Reverse Ritual: Spiritual Knowledge Is True Communion
“Perception of the idea within the actual is the true communion of the human being” —Goethe
Religious ritual is often seen as a way of bringing divine influences down into the material world. In this profound and stimulating work, Rudolf Steiner and Friedrich Benesch introduce the idea of “reverse ritual”—a way that each of us can raise our souls to the spiritual realm.
In this process, the everyday world becomes a portal through which we can enter the dimension of the sacred. Here, each of us can be a “priest,” and each of our actions can be a cosmic, ritual act.
This stimulating collection of writings on spiritual communion of humanity includes two further lectures by Steiner that show how this process can engage our social lives. Also included are two additional essays as appendices: “Sacramental and Spiritual Communion” by Dietrich Asten and “Human Encounters and Karma” by Athys Floride.
The introduction by Christopher Schaefer brings these ideas into focus for modern seekers.
- Part One: “The Spiritual Communion of Humanity” (5 lectures from GA 219)
- Part Two: “Preparing for the Sixth Epoch”
- Part Three: Commentaries by Friedrich Benesch
- Appendices: Selections from Dietrich Asten: “Spiritual and Sacramental Communion” & Athys Floride: “Human Encounters and Karma.”
About the Author
Rudolf Steiner (1861–1925) was born in the small village of Kraljevec, Austro-Hungarian Empire (now in Croatia), where he grew up (see right). As a young man, he lived in Weimar and Berlin, where he became a well-published scientific, literary, and philosophical scholar, known especially for his work with Goethe’s scientific writings. At the beginning of the twentieth century, he began to develop his early philosophical principles into an approach to systematic research into psychological and spiritual phenomena. Formally beginning his spiritual teaching career under the auspices of the Theosophical Society, Steiner came to use the term Anthroposophy (and spiritual science) for his philosophy, spiritual research, and findings. The influence of Steiner’s multifaceted genius has led to innovative and holistic approaches in medicine, various therapies, philosophy, religious renewal, Waldorf education, education for special needs, threefold economics, biodynamic agriculture, Goethean science, architecture, and the arts of drama, speech, and eurythmy. In 1924, Rudolf Steiner founded the General Anthroposophical Society, which today has branches throughout the world. He died in Dornach, Switzerland.
Friedrich Benesch (1907–1991) was born in a German-speaking part of Romania and earned doctorates in biology, theology, and anthropology. He was later ordained in The Christian Community and became the leader of its seminary in Stuttgart in 1957. He traveled, lectured, and published extensively.
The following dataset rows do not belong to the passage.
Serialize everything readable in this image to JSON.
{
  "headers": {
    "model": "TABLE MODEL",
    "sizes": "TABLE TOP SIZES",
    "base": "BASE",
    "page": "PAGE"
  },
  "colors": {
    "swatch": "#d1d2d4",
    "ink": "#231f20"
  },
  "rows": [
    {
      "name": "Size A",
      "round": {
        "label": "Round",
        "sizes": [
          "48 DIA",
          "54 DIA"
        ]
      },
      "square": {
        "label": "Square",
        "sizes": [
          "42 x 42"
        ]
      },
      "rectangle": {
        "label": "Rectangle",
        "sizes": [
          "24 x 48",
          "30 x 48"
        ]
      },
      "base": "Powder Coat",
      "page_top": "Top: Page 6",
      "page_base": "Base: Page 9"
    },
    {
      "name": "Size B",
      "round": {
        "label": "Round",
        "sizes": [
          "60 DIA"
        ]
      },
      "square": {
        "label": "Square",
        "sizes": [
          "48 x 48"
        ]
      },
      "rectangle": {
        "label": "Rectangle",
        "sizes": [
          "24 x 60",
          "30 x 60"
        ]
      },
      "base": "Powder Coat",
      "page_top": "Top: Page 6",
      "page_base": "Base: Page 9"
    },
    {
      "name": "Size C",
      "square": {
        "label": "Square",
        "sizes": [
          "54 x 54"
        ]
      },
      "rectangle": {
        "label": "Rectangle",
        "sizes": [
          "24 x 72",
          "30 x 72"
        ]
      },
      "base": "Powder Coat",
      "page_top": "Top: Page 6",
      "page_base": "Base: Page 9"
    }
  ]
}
Christopher Schaefer, Ph.D., is a founding member of the Social Science Section of the Goetheanum School of Spiritual Science in North America, a faculty member at Sunbridge College, and Director of the Waldorf School Administration and Community Development program. He is also an organization development consultant, and the Executive Director of High Tor Alliance.
Michael Lipson, PhD, the author of Stairway of Surprise: Six Steps to a Creative Life (2002) and Group Meditation (2011), is also the translator of Rudolf Steiner’s Intuitive Thinking as a Spiritual Path: A Philosophy of Freedom and of numerous books by Georg Kühlewind. After working with children with HIV/AIDS for nine years in New York City’s Harlem Hospital, he moved with his wife and two children to the Berkshire Mountains of western Massachusetts. Dr. Lipson conducts a practice in Clinical Psychology and teaches meditation internationally. He is a frequent host of the radio call-in show Vox Pop on WAMC, a local NPR affiliate station in Upstate New York.
Athys Floride was born in 1920 in French Guyana. After serving as a fighter pilot in North Africa during World War II, he studied philosophy and taught in French schools and colleges. He has been an anthroposophist for many years and helped start the Waldorf movement in France. He also founded a center for curative, or special, education.